A return journey – part 8

by

by Robert Hall

Miedzyrzecz Station before WW II.

(Click image to see a larger version on the strefabiznesu.gazetalubuska.pl website.)

Miedzyrzecz Station today. Photo Maciej G, Kolejowy Wroclaw.

(Click on image to see more photos by Maciej G of Miedzyrzecz Station on the Kolejowy Wroclaw website.)

The depressing condition of secondary standard-gauge passenger lines earlier in the tour, had lessened my enthusiasm for exploring them (Rzepin – Miedzyrzecz was a much-desired exception) so a change of plan was called for, I would visit some interesting preserved lines, even though I had visited the lines concerned, on my earlier Polish trips. My initial idea was to head north to the Gryfice – Rewal – Pogorzelica metre-gauge preserved railway, which runs every day of the week in the summer season.

The gricing gods proved to have other ideas, as I was to experience in the ensuing hours. Miedzyrzecz’s somewhat basic bus station, essentially the railway station forecourt, seemed at first sight almost as desolate as its rail counterpart, and not inspirie me with great confidence. I began to doubt whether the purported 08:50 Gorzow replacement bus would actually show up. When just before 08:00, a bus – seemingly not heralded by any displayed list of departures – rolled in, I queried the driver as to its destination. When he replied, Gorzow, I got on board and found myself at that town’s rail station, not quite an hour later.

Düwag 6ZGTW tram on ul. Sikorskiego, Gorzow Wielkopolski, April 2005.
From a photo by Macdriver, pl.Wikipedia.

(Click on image to see original photograph and for details of licensing.)

Gorzow, a medium-to-large-sized town, and not a usual destination for conventional tourists, has a modest standard-gauge tram system, which most properly has an offshoot to the station, with a balloon loop right in front of the building. Unfortunately, I had no chance to ride on the trams, my priorities were to take the first chance to grab some breakfast, and to see to my onward travel arrangements to the seaside and its metre gauge. At first, it seemed that the unexpectedly early bus would allow departure for Krzyz, by a train two hours earlier than that envisaged. However, to rephrase the words of the Navy chap in World War I, There’s something wrong with our bloody trains today.

Present-day rail travel around Poland is less easy than in former times, because of the continual state of flux in which passenger services seem to find themselves in nowadays. Often, what actually happens, is not reflected by the arrival-and-departure timetables posted up at stations – is sometimes, in fact, not shown on them at all. And, especially if one does not know the language – and is not helped by announcements over station loudspeakers – it is impossible to determine whether the differences from the displayed which occur are official long-term changes of train timings, or simply quirks of the day’s operation. Thus – for whatever reason – instead of the expected 09:47 departure from Gorzow, I found myself on a train, working in from further west, which left at 10:24.

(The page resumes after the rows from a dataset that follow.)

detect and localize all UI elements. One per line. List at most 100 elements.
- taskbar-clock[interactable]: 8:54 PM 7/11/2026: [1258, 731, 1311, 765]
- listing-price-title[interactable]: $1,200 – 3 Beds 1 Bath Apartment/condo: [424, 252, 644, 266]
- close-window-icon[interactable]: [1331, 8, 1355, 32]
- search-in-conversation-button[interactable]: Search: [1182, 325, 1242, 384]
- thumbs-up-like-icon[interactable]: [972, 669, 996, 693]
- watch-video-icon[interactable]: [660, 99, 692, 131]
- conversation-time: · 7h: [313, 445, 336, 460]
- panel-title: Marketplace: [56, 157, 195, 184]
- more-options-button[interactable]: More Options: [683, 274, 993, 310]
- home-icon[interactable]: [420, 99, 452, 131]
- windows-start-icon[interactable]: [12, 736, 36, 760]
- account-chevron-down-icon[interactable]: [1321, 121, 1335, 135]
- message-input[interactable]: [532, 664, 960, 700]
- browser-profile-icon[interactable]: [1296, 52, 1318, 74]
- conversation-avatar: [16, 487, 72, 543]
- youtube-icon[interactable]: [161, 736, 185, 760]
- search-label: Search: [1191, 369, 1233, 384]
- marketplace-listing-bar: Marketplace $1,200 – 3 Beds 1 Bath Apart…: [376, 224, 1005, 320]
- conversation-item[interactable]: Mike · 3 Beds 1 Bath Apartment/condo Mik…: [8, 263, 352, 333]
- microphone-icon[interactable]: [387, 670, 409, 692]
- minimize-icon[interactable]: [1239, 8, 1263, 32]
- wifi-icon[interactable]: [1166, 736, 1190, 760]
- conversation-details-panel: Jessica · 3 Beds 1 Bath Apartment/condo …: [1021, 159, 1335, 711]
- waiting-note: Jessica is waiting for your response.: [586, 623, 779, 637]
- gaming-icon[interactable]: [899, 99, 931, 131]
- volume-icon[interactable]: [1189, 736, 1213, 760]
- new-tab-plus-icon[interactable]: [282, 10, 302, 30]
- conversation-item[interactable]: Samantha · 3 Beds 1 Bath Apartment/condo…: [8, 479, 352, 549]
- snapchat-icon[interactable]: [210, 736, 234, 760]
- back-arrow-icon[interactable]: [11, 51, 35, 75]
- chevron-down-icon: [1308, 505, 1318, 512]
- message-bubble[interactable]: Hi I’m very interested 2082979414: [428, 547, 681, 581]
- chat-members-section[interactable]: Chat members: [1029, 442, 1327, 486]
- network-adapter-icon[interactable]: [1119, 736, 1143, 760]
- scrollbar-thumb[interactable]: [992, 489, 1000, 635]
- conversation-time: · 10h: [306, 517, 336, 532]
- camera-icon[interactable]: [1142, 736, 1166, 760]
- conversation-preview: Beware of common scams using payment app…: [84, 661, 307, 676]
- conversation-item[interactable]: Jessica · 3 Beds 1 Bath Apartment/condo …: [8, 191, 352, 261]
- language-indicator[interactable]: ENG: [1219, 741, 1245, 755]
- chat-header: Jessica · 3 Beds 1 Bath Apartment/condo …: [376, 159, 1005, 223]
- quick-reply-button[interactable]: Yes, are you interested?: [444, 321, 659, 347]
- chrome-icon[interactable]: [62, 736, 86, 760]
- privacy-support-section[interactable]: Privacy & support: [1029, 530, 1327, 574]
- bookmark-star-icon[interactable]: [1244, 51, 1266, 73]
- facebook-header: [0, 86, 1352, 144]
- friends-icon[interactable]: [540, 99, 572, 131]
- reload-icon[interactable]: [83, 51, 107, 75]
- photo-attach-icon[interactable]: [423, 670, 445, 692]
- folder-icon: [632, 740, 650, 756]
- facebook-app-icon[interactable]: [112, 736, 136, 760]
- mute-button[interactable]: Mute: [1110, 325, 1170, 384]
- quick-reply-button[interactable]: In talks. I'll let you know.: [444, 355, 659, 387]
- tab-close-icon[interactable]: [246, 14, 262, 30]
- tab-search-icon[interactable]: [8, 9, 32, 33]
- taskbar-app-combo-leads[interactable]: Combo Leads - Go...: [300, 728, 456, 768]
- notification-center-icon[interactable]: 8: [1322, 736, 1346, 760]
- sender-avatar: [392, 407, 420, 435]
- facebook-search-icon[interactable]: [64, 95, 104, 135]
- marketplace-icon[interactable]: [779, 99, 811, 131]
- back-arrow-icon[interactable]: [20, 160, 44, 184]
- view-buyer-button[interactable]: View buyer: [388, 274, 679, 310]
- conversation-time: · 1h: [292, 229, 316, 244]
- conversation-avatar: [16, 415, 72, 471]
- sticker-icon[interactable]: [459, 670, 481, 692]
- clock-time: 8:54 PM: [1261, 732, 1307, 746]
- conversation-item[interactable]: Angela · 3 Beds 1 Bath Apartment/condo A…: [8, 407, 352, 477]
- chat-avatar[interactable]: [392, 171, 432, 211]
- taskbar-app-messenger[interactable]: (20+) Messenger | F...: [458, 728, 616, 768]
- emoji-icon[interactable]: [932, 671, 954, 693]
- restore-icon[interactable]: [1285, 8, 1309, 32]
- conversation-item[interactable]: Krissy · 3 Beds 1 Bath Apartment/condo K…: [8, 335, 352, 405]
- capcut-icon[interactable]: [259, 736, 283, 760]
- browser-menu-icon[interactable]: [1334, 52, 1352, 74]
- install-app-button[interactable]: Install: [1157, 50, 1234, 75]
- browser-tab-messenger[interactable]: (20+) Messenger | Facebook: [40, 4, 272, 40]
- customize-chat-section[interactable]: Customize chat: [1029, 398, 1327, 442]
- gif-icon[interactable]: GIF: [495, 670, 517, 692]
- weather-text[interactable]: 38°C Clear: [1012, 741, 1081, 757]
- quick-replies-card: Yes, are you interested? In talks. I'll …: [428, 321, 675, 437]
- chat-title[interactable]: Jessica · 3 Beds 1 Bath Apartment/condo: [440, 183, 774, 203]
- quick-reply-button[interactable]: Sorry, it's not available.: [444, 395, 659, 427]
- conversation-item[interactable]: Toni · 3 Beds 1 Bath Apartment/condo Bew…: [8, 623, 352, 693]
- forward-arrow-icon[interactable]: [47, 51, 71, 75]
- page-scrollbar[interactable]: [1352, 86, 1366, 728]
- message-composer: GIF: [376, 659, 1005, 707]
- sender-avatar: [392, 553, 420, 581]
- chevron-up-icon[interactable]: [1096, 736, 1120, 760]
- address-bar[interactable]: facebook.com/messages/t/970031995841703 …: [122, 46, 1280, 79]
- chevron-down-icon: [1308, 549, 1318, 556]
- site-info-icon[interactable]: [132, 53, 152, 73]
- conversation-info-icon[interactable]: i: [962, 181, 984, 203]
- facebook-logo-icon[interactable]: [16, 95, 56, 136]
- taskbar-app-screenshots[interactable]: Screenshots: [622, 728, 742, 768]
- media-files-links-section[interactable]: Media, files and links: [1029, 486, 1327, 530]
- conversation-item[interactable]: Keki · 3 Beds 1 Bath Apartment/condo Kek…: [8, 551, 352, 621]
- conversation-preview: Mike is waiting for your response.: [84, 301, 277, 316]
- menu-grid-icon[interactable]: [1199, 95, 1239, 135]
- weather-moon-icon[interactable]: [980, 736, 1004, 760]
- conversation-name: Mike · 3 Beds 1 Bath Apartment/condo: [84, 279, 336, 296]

This service, running over the unelectrified west-to-east line through Gorzow, was formed of diesel loco SU42-504 hauling three single-deck coaches. It was a nice change from the ultra-modern railmotors which seem to predominate nowadays on non-electric passenger lines. These vehicles, though they do their job perfectly adequately and give quite a comfortable ride, but with their space-ship looks, are visually most unappealing. An hour and a quarter’s all-stations run through undramatic but pleasant terrain, brought me to Krzyz, but a four-way junction today, a glorious seven-way junction in the 80s.

Soon there were further indications that this was not going to be a good day for achieving what I had planned to do. Thinking myself highly clever in expediting my onward progress, I had bought at Gorzow, a ticket to Szczecin via Krzyz. The guard of the Gorzow – Krzyz train, alerted to my intentions while checking tickets, informed me volubly but incomprehensibly, that there were some problems ahead. Polish word-of-mouth having failed, he kindly sought me out subsequently, and by dint of his few words of English, sign language, and his copy of the timetable book, conveyed to me that because of some mishap, services on the Poznan – Szczecin main line north-west of Krzyz were disrupted, and a replacement bus service was operating over part of the route.

With Poland’s rail passenger workings, things do not on the whole happen very quickly. My snap judgement was that the delays likely to be involved would reduce my chances of making the connection further north, which would be vital to getting some action on the metre gauge that day. A rendezvous with friends and allies at Stare Bojanowo (the railhead for Smigiel) was already scheduled for 15:42 the following day. With my not having that appliance owned by almost every inhabitant of modern Poland – a mobile phone – attempts at making contact to alter arrangements, were a potential nightmare, to be reserved for acute emergencies; grices going wrong, were basically not in that bracket. I made an Instant decision to forget the visit to the metre gauge railway at Gryfice, and to substitute a preservation venue more in striking distance both of where I then was, and of the Smigiel area where I soon hoped to be. My new destination was to be the 600mm line at Znin.